US mulls over handing military trainer aircraft to Vietnam

By Trong Giap   June 1, 2018 | 07:19 am PT
US mulls over handing military trainer aircraft to Vietnam
A U.S. Air Force F-35A Lightning II conducts a training flight with F-16 Fighting Falcons over the city of Gunsan, South Korea. Photo by Josh Rosales/U.S. Air Force/via Reuters
Defense Secretary Mattis says U.S. wants to reinforce military ties with Vietnam.

U.S. Defense Secretary Jim Mattis said on Friday that the U.S. is considering handing over trainer aircraft and other equipment to Vietnam to reinforce military ties between the two countries.

He also told his Vietnamese counterpart, Defense Minister Ngo Xuan Lich, that the U.S. wants to sign documents to lay the ground for further cooperation.

The People’s Army newspaper quoted the minister as saying relevant authorities of each nation should be assigned to work on building this cooperation.

At their meeting on the sidelines of the Shangri-La dialogue, a security forum in Singapore, the two leaders agreed that that cooperation between Vietnam and the U.S. has contributed to maintaining peace and stability in the region and the world, the report said.

The military relationship between Vietnam and the U.S. has developed strongly in recent years, with the two countries putting the Vietnam War enmity behind them.

In a May 25 meeting, Defense Secretary Mattis and Vietnamese ambassador to the U.S. Pham Quang Vinh discussed ways to boost bilateral co-operation on maritime security amidst growing tensions in the South China Sea, known as the East Sea in Vietnam.

In late March, U.S. delivered six patrol boats to Vietnam's Coast Guard. The boats are part of a $20 million hardware and infrastructure package agreed upon by both countries.

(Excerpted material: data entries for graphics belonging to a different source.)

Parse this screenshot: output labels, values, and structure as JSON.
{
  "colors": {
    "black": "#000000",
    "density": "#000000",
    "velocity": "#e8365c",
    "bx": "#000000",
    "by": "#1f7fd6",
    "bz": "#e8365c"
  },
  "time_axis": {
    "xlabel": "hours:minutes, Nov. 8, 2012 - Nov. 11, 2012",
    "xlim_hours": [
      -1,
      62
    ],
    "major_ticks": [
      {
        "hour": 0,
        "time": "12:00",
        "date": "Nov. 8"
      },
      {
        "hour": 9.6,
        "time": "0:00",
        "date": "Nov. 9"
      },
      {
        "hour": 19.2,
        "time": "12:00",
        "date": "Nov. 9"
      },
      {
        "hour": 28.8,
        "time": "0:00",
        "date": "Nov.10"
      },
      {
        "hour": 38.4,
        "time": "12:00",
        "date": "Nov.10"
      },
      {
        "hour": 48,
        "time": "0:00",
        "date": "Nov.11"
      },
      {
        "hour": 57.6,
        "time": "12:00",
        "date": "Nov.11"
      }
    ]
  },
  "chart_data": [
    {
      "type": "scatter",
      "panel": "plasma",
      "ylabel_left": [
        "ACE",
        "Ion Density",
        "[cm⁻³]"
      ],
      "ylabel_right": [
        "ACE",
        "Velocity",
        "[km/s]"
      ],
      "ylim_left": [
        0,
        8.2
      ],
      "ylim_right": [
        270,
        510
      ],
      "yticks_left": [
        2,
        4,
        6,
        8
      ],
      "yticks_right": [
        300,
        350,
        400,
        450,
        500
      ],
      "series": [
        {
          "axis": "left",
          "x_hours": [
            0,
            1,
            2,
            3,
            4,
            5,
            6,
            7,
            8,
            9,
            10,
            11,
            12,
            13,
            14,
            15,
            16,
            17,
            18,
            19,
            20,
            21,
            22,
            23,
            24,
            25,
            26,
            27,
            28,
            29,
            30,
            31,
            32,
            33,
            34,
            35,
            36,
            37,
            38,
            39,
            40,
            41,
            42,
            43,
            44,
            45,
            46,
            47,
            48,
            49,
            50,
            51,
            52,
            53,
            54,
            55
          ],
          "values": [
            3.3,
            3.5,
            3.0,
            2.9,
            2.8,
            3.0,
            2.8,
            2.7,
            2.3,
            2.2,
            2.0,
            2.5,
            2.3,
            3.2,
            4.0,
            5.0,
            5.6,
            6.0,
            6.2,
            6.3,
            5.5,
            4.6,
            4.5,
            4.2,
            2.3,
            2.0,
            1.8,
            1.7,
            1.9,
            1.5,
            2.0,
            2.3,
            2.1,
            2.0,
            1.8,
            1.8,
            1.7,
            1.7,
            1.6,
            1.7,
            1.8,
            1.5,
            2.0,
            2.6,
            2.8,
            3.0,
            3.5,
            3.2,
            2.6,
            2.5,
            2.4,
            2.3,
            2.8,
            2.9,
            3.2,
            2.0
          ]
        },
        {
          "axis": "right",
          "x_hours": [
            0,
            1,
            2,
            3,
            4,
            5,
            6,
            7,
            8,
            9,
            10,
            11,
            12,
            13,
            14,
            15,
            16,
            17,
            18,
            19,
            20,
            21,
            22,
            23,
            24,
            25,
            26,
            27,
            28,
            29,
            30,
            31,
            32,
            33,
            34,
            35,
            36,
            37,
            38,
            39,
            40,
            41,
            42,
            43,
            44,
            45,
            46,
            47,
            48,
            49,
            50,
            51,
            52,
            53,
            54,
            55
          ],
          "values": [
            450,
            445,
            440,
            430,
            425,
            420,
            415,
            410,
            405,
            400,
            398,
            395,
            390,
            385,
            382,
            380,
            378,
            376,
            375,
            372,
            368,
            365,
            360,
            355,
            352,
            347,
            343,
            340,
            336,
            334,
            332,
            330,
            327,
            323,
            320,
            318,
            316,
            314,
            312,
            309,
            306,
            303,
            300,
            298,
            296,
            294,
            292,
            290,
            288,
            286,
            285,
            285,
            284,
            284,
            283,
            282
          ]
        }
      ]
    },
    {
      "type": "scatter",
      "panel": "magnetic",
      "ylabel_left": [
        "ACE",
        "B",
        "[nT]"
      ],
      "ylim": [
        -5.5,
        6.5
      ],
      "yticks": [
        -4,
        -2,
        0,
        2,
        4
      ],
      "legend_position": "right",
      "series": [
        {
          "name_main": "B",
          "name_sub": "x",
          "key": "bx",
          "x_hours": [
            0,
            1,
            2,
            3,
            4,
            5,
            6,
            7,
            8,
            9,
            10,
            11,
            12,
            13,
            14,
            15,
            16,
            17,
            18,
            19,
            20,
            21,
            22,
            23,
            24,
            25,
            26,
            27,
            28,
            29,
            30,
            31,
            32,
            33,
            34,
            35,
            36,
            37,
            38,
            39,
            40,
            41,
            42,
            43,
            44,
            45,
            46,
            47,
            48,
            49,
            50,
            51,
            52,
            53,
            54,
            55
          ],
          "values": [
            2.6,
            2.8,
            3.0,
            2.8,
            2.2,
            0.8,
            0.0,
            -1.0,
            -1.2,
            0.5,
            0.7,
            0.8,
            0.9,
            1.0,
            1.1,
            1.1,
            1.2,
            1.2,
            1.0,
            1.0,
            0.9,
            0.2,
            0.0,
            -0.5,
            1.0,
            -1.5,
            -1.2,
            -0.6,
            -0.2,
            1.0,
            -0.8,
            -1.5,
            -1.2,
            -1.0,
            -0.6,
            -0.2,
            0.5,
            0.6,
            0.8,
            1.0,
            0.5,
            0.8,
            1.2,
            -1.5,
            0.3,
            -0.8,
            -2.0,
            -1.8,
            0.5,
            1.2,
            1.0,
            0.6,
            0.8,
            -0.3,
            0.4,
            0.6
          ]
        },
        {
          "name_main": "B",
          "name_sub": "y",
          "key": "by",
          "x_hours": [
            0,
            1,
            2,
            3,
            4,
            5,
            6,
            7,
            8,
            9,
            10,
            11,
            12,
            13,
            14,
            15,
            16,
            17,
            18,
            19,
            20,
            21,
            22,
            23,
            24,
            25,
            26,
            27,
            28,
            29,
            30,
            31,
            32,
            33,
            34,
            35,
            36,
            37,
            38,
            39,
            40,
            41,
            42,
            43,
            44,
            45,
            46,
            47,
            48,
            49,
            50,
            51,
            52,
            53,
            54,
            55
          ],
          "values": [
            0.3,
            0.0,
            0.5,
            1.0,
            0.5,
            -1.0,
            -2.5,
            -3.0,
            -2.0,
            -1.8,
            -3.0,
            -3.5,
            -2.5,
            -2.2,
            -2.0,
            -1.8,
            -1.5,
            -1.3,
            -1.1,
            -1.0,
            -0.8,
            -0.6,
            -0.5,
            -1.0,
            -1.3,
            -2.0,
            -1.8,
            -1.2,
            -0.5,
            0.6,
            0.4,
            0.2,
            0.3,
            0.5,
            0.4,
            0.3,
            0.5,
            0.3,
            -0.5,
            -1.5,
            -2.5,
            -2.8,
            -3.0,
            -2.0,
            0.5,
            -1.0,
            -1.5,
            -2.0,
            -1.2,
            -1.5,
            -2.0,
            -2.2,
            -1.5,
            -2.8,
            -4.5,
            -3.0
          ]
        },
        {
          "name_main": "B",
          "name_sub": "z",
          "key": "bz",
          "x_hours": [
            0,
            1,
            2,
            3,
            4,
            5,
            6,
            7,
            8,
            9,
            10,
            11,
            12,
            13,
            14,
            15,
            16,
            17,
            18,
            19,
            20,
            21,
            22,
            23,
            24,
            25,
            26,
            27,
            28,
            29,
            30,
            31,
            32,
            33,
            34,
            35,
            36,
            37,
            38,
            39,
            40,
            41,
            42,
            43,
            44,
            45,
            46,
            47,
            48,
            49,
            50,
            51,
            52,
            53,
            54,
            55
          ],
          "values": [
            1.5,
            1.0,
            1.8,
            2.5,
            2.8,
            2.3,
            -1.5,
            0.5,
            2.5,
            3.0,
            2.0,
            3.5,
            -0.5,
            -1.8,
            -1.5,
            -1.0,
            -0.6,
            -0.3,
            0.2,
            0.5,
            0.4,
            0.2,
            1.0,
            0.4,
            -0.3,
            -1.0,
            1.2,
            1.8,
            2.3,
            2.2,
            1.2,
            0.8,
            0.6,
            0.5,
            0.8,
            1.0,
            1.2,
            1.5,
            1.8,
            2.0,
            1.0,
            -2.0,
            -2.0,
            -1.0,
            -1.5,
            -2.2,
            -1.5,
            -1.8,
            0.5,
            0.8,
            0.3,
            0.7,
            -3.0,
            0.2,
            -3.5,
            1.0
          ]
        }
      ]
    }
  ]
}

Earlier that month, U.S. aircraft carrier the USS Carl Vinson’s historic visit to the central city of Da Nang marked a monumental milestone in the diplomatic relationship between the two countries. The event garnered global attention, being the first time a U.S. Navy aircraft carrier has docked in the country, four decades after the end of the Vietnam War.

Other markers of the strengthening defense relations between Vietnam and the U.S. are former President Obama’s 2016 decision to lift the ban on the sale of assault weapons to Vietnam, and the current administration’s identification of Vietnam as a “cooperative maritime partner.”

For the first time, the U.S. has invited Vietnam to join the 2018 Rim of the Pacific (RIMPAC) Exercise, one of the world’s largest multinational naval drills held every two years, according to American military newspaper Stars and Stripes.

The international maritime exercise slated for June 27- August 2 is expected to mobilize 26 nations, 47 surface ships, five submarines, 18 national land forces, and more than 200 aircraft and 25,000 naval forces.